Chiunque governerà sarà, certo a modo suo, un inevitabile erede della pugnalata “agenda Draghi”. I vincoli europei a cui l’Italia è soggetta e la garanzia di Sergio Mattarella assicurano la continuità della stagione delle riforme

Le ragioni della caduta del Governo Draghi sono state tutte contingenti, legate a calcoli di vantaggio (in alcuni casi per la verità non perfettamente calcolati) dei partiti. Le ragioni per le quali quel governo era invece nato sono immanenti: nessuno dei motivi che aveva determinato la necessità e l’urgenza di riunire al Governo tutti i partiti intorno alla figura dell’italiano più rispettato al mondo sono venute meno. Al contrario, alla pandemia e al Pnrr, si sono aggiunti nuovi elementi di crisi e di difficoltà: la guerra in Ucraina, la conseguente crisi energetica e l’impennarsi dell’inflazione che corrisponde a un ritorno delle politiche monetarie europee a logiche di controllo della spesa pubblica. Questo lascia immaginare che, al di là di chi dovesse vincere le elezioni del 25 settembre, sarà prima o poi inevitabile il ritorno a una soluzione in qualche forma “simil Draghi” o comunque sarà inevitabile l’adozione di metodi e programmi che si rifanno alla cosiddetta “agenda Draghi”. A riprova di ciò resta a verbale un fatto abbastanza sorprendente, e dai risvolti ironici: nessuno, nessun leader e nessuna forza politica si è assunta la responsabilità di aver provocato la crisi di Governo. Osservando anzi le dichiarazioni dei principali attori politici, fino a oggi, sembrerebbe quasi che il Governo sia caduto da solo. Spinto non si sa da quale imponderabile forza, certamente estranea alle regole della fisica.
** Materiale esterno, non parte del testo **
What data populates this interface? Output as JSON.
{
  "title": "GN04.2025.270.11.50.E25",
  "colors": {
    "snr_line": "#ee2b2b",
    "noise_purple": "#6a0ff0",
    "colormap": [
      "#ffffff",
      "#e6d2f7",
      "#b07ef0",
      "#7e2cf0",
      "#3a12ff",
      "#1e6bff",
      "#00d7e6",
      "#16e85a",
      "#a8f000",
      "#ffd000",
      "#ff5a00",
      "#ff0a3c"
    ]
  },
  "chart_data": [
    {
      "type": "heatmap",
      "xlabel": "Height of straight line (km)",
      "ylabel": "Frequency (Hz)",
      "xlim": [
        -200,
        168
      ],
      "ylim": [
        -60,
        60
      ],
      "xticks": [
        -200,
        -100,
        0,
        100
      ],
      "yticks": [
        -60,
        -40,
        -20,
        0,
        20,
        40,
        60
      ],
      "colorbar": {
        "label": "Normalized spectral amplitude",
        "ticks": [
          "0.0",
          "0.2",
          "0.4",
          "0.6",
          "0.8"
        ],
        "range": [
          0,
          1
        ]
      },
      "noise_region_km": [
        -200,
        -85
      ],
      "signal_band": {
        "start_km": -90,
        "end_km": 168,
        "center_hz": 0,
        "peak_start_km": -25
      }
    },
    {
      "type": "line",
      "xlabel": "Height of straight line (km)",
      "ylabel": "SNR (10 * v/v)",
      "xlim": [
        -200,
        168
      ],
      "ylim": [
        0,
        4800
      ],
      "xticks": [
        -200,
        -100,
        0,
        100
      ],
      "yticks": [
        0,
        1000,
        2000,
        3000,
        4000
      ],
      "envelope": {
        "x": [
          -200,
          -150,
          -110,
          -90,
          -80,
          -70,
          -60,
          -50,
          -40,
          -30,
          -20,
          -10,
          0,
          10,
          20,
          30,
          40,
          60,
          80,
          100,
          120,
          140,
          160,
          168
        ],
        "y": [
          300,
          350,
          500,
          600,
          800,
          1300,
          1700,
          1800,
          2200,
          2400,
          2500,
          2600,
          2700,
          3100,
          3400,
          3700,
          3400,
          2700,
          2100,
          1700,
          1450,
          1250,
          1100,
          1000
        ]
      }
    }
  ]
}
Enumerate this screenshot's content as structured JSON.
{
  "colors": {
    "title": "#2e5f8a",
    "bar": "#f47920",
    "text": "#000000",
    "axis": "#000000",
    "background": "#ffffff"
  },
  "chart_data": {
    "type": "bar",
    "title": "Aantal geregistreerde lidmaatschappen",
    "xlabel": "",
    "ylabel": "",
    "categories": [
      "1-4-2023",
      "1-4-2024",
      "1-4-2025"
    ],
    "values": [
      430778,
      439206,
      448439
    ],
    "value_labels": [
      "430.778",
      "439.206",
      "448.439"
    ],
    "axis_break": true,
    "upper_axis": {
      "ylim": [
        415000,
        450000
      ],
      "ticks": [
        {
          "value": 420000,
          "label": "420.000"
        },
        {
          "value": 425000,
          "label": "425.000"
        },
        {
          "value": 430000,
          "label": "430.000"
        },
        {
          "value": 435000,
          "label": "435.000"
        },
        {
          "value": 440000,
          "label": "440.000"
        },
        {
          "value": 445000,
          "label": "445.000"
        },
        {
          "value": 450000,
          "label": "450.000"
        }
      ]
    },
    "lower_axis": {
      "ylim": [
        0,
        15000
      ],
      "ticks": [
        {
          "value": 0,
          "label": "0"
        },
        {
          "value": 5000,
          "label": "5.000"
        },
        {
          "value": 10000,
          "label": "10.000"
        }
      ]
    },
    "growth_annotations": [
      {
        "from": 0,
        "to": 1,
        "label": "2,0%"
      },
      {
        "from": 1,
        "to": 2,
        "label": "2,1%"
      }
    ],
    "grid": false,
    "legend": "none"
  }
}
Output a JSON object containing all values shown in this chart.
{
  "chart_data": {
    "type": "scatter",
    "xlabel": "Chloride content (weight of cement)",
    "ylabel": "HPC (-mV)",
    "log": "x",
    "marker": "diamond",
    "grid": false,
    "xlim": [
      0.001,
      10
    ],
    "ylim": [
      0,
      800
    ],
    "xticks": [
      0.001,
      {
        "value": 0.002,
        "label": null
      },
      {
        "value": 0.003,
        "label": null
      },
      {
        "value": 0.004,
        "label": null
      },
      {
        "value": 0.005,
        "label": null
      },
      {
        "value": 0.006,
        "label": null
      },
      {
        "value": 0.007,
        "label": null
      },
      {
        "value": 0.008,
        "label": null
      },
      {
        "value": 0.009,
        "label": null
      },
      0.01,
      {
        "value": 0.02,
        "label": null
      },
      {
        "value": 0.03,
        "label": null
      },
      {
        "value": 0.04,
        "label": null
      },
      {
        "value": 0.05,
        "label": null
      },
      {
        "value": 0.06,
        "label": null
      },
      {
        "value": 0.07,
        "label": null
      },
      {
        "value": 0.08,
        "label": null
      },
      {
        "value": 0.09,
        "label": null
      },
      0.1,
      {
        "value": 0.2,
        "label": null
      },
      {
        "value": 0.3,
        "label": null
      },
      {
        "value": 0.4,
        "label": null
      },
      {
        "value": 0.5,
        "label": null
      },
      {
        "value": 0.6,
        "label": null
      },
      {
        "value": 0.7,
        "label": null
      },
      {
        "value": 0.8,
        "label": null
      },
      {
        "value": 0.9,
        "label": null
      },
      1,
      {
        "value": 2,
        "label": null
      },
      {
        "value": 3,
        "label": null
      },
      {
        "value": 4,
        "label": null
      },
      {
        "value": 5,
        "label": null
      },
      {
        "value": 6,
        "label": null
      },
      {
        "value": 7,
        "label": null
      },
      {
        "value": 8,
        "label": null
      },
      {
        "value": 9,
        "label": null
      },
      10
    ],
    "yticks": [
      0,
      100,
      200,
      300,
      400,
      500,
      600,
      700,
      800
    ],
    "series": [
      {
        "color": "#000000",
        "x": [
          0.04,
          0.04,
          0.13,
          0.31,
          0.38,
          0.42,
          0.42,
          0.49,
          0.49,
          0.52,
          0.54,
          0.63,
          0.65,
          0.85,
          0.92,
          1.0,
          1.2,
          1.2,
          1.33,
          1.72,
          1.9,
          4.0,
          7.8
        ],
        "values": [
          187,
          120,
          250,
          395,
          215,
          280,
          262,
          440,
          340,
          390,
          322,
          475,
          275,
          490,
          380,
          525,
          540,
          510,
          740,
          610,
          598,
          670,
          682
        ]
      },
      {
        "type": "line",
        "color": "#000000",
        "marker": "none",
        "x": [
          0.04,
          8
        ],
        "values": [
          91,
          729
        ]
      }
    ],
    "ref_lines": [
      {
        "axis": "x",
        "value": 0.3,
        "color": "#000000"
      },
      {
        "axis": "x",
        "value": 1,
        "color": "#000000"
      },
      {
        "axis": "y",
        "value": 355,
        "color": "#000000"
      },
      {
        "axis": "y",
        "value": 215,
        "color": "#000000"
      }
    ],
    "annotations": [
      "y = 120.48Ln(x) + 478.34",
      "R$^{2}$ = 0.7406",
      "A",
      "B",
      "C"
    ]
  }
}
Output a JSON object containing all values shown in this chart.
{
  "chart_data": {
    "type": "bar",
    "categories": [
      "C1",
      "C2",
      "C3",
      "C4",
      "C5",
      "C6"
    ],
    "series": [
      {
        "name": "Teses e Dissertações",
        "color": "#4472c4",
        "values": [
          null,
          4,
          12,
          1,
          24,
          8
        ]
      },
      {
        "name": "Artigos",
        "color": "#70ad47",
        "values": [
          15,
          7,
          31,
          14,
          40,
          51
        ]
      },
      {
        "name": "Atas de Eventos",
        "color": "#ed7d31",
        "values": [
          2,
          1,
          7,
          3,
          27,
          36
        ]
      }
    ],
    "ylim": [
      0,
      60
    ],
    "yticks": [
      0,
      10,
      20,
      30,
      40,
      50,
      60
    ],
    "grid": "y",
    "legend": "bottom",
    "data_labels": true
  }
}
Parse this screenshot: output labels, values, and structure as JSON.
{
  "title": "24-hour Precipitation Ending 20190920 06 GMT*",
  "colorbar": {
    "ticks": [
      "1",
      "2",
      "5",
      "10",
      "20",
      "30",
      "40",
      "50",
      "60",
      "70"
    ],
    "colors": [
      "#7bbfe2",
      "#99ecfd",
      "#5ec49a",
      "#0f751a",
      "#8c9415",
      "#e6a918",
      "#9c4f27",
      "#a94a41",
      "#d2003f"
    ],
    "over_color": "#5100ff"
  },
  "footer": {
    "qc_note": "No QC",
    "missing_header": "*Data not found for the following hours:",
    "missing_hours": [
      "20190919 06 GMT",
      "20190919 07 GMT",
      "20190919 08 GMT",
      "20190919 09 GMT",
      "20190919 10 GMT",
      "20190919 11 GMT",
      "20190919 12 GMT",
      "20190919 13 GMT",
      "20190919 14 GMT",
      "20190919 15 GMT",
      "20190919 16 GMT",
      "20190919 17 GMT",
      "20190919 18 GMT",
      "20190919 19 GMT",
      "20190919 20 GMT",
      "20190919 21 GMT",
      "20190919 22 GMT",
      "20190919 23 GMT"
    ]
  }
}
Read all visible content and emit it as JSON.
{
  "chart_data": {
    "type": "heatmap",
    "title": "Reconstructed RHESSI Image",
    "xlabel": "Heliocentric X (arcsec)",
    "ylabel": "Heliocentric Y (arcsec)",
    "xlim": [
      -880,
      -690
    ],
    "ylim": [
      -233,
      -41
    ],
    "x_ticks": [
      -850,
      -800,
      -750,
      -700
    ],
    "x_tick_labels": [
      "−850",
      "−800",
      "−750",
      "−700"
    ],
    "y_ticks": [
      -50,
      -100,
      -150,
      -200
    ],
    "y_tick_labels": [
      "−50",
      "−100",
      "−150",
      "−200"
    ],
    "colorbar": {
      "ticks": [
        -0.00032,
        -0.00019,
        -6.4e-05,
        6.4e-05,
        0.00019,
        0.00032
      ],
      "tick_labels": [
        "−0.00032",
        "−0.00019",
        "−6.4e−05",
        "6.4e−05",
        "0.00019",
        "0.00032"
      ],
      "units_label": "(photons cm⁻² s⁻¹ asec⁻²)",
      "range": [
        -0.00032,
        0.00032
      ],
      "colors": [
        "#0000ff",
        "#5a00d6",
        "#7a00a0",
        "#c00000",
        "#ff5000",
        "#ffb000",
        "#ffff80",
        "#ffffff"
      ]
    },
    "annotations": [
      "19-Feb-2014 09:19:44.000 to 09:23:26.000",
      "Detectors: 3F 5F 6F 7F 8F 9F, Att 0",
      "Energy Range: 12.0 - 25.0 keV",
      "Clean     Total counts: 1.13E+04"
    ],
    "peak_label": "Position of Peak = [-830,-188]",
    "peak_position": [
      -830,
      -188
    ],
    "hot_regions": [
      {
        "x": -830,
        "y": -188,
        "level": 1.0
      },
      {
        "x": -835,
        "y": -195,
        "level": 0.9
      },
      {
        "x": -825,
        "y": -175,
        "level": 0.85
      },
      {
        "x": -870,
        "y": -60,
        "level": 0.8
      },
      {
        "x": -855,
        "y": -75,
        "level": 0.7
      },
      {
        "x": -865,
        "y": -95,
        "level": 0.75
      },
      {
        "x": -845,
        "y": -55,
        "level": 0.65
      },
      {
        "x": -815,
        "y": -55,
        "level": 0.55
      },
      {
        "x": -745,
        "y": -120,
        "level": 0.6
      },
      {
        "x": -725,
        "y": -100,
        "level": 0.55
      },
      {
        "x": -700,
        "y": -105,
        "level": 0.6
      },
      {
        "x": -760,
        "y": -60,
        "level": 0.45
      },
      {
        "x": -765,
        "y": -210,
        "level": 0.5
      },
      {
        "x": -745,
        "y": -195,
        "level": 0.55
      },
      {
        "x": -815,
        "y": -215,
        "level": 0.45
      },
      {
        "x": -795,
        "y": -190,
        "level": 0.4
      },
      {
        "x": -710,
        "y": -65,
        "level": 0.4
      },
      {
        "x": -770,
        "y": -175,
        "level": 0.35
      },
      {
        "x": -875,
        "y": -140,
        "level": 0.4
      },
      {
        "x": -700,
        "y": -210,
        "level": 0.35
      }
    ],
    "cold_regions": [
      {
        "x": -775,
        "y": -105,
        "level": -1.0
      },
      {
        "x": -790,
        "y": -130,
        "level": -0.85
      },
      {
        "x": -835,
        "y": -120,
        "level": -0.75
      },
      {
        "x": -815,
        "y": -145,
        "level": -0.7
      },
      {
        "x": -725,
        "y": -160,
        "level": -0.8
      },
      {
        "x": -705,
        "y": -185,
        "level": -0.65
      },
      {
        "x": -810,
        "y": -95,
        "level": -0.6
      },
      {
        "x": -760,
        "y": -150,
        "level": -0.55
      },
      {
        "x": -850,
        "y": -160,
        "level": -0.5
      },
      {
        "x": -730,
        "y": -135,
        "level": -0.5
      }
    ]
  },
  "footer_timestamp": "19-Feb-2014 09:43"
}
Il 21 luglio, al Senato, l’ex Presidente della Banca centrale europea aveva d’altra parte incassato la fiducia, ma con soli novantacinque voti. Mancavano, perché astenuti e in parte usciti dall’Aula, i senatori della Lega, di Forza Italia e del Movimento 5 Stelle. Surreale ma vero. Nessuno ha sfiduciato Draghi. Si è sfiduciato da solo? Ovviamente no. Poco prima delle dichiarazioni di voto, poco prima di annunciare la propria astensione, il leader della Lega, Matteo Salvini, dopo aver bevuto una coca cola e mangiato un panino alla mortadella alla buvette, comunicava al suo senatore, Stefano Candiani, l’intenzione di non pronunciare lui il discorso in Aula. Discorso che avrebbe inevitabilmente sovrapposto il suo volto e la sua voce al fatto politico dell’anno: la caduta di Draghi. Silvio Berlusconi, il giorno stesso, la raccontava così: “Draghi non lo abbiamo cacciato noi, se ne è voluto andare lui”.